Lidl boasts £10m sales growth after winning shoppers from M&S, Waitrose and Sainsbury’s
Lidl today reported a £10m growth in sales in January this year, with the boss of the budget supermarket crediting the boost to shoppers gradually pivoting away from more expensive rivals such as M&S, Waitrose and Sainsbury’s.
Over the past year, Lidl saw a total of £120m come in as a result of this trend.
The value retailer praised its fruit and veg range for the year on year increase – with its market share for vegetable shopping reaching a high of 10.2 per cent.
“We know they switch to us to make savings, but then they stay with us when they realise that they’re not having to compromise on quality.”
“It’s clear that a lot of shoppers are now refusing to pay a premium for their groceries.
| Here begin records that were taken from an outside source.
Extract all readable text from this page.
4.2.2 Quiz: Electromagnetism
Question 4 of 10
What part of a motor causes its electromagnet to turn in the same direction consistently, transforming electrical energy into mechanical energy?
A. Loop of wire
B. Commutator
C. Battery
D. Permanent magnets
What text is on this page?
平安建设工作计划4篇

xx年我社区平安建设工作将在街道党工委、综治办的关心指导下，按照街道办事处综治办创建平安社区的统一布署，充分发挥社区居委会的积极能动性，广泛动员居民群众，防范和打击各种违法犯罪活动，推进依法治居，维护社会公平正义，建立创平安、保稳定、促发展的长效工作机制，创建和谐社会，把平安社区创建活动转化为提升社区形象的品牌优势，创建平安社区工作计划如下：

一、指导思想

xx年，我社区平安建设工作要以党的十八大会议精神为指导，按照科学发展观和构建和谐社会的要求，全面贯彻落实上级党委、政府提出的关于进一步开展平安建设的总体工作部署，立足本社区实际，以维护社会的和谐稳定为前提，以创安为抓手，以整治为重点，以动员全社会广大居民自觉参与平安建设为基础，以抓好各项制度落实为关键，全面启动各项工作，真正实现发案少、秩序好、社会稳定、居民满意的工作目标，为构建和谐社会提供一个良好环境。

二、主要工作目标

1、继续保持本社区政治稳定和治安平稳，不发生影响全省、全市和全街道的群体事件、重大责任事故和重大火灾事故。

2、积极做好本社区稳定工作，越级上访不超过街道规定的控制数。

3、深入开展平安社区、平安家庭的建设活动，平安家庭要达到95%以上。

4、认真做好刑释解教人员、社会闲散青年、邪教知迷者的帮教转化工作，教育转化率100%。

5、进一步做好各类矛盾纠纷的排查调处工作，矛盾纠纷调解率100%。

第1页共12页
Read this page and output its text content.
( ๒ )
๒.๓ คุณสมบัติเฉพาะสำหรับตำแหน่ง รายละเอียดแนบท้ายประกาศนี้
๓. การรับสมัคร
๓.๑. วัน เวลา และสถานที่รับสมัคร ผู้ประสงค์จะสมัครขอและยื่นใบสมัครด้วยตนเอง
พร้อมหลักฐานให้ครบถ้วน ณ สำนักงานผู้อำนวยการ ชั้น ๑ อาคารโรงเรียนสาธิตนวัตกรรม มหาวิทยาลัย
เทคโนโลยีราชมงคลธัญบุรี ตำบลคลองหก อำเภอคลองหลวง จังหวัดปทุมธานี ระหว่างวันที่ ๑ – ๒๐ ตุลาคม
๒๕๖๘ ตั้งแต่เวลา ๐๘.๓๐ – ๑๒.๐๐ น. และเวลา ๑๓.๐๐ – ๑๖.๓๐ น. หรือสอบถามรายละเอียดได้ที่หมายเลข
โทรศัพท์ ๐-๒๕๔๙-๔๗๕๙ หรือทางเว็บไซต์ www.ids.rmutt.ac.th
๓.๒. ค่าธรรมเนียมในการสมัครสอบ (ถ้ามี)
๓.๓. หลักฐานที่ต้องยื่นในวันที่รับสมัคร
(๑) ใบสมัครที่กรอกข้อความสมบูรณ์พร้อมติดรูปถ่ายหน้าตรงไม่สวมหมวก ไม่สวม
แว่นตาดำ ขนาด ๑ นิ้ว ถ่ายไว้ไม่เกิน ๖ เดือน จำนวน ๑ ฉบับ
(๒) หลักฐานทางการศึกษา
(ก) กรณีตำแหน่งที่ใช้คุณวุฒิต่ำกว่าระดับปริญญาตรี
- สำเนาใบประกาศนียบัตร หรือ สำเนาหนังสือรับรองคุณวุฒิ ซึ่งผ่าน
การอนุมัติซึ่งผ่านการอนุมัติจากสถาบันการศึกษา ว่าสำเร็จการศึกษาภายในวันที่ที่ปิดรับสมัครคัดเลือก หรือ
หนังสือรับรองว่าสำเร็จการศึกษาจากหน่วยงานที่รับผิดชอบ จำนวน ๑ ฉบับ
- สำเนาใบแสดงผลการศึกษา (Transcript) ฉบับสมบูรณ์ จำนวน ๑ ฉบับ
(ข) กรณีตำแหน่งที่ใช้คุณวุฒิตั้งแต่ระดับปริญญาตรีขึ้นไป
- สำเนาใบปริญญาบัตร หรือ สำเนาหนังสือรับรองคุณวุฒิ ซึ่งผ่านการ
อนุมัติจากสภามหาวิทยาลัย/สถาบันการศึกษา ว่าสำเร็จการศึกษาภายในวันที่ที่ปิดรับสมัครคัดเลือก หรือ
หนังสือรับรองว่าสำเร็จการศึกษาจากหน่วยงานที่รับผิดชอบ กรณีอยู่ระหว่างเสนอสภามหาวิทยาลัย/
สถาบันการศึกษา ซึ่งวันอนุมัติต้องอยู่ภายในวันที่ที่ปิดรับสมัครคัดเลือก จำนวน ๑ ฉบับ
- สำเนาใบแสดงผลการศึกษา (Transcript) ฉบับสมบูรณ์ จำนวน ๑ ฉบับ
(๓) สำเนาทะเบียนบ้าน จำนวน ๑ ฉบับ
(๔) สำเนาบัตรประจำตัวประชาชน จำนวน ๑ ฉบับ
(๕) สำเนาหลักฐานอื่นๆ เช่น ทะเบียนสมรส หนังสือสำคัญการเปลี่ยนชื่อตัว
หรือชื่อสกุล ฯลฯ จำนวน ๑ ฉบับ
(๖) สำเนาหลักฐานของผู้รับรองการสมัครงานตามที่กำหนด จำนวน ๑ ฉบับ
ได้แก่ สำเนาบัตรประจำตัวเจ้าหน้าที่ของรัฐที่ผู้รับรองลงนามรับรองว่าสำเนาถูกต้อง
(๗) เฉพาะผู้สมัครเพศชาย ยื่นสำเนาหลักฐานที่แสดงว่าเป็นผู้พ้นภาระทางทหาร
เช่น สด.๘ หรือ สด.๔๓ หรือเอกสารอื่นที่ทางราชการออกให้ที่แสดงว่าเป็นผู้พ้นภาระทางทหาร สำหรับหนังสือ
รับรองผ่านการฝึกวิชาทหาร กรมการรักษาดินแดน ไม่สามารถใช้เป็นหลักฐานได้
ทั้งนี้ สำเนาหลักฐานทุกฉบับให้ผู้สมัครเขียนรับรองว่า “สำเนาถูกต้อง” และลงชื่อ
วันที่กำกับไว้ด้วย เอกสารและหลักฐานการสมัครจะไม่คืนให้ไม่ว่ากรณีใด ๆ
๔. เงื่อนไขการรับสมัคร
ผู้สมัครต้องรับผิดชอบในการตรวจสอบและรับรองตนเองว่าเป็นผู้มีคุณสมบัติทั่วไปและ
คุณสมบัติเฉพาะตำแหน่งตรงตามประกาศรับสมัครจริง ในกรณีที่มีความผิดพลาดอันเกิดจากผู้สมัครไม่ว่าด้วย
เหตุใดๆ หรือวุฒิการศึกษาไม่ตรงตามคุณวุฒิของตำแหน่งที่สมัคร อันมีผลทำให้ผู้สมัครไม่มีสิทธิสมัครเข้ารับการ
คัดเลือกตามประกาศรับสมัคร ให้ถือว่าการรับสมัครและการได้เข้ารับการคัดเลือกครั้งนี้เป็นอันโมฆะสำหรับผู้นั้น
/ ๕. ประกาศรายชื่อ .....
As we progress into 2023, we are seeing more customers coming through our doors, switching spend to Lidl from premium supermarkets,” Ryan McDonnell, CEO at Lidl GB, said.
It comes as research shows that supermarkets on the whole, however, experienced a continued decline in volume sales during January, as the cost of living crisis continues to take a toll on consumers.
Data from NielsenIQ shows that although total till grocery sales rose by 7.6 per cent in the last four week period due to an increase in food price inflation, which reached 13.8 per cent in January.
“We expect a challenging first quarter for the grocery industry, with inflation very much top of mind for shoppers. As a result, shoppers will continue to trade down to cheaper brands or private label products,” Mike Watkins, NielsenIQ’s UK head of retailer and business insight, said.
“Also, when consumers are cash poor, they also shop more frequently and across more retailers, because they can only afford to shop for groceries ‘little and more often’ to help manage household budgets. This will probably continue until Easter, when family gatherings and hopefully better weather gives a boost to sales,” he added.